Claude slouches on the corner,
smile like a jar of pencils.
He flips and spins his Mattress Warehouse
Liquidation sign, knowing that any day now
he’s likely to be replaced
by an inflatable windsock version of himself
that will bop and shimmy and flail
its nylon arms tirelessly, unlike Claude,
whose arms are starting to ache
from all the sign-twirling, and whose leg muscles
are screaming like rabbits pierced
by an eagle’s talons.
Inflatable Claude doesn’t even have legs,
doesn’t need them, he’s got a fan
rammed up his asshole to make him dance,
and as long as the extension cord
remains plugged in, he will never have to stop.

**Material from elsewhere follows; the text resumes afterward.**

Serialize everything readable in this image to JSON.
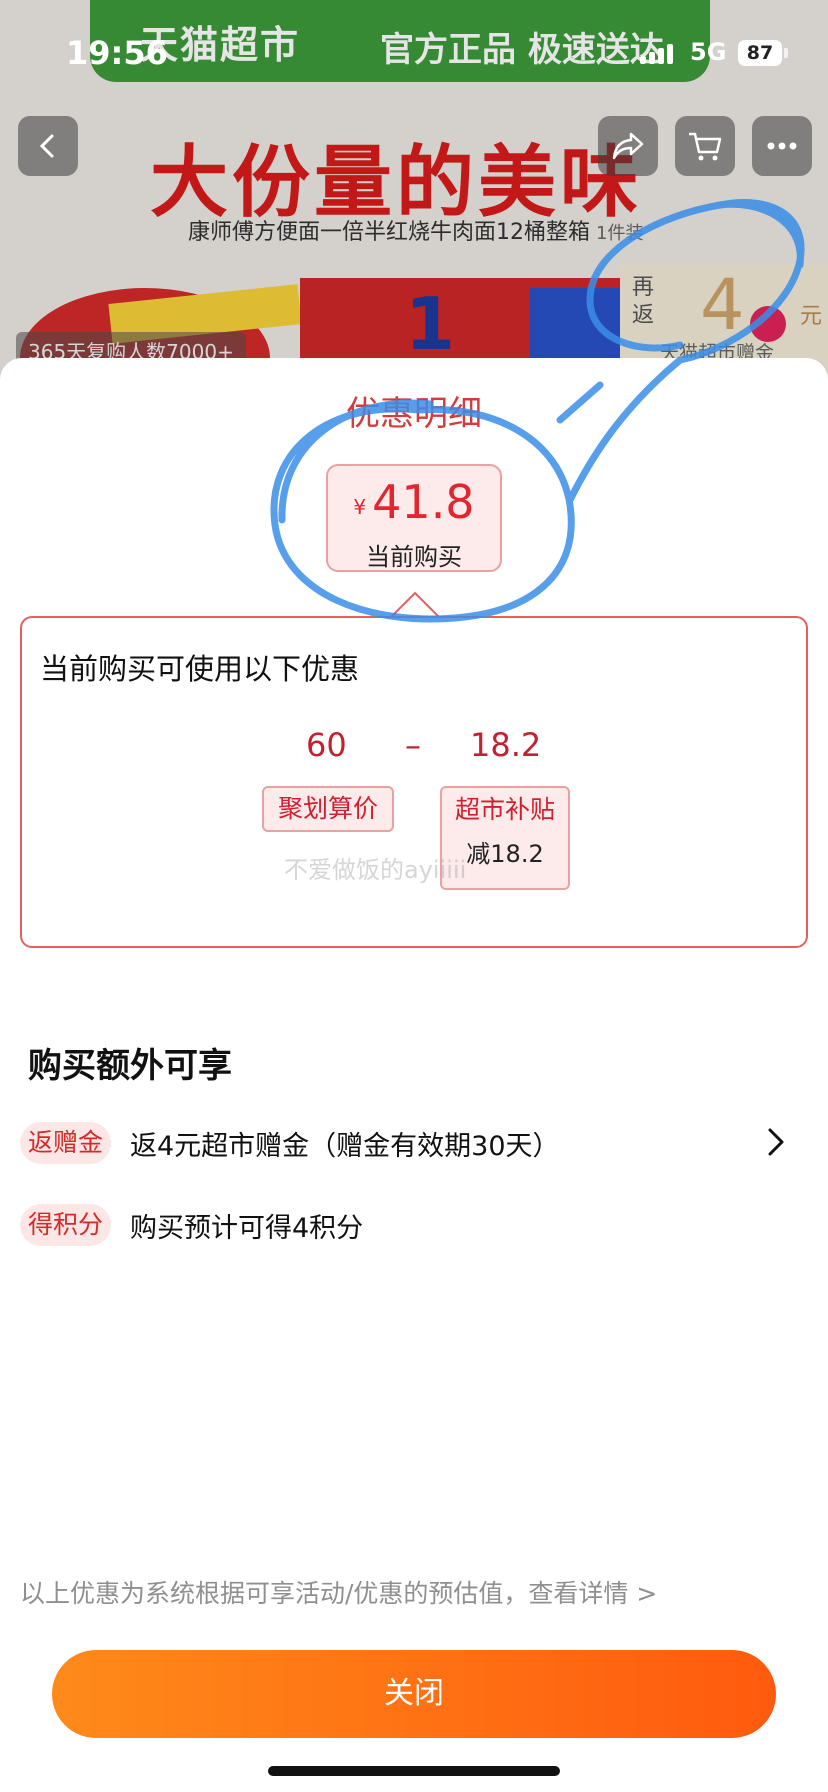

Non-blow-up Claude recognizes
the precariousness of his position,
knows they’re always watching, circling the block
in their newly-waxed sedans
with shiny rims and tinted windows,
waiting for him to crumple.
Bathed in sweat and exhaust, Claude flips his sign,
shuffles back and forth on the sidewalk,
and flashes his lopsided grin at the rush-hour motorists,
hoping his fake cheeriness and halfhearted gyrations
will goad one of them into rolling down the window
and chucking something at him,
preferably something sharp and pointy
that will puncture his nylon hide
and allow him to wither, hissing,
to retire in last in wrinkled repose,
deflated on a concrete slab of pavement.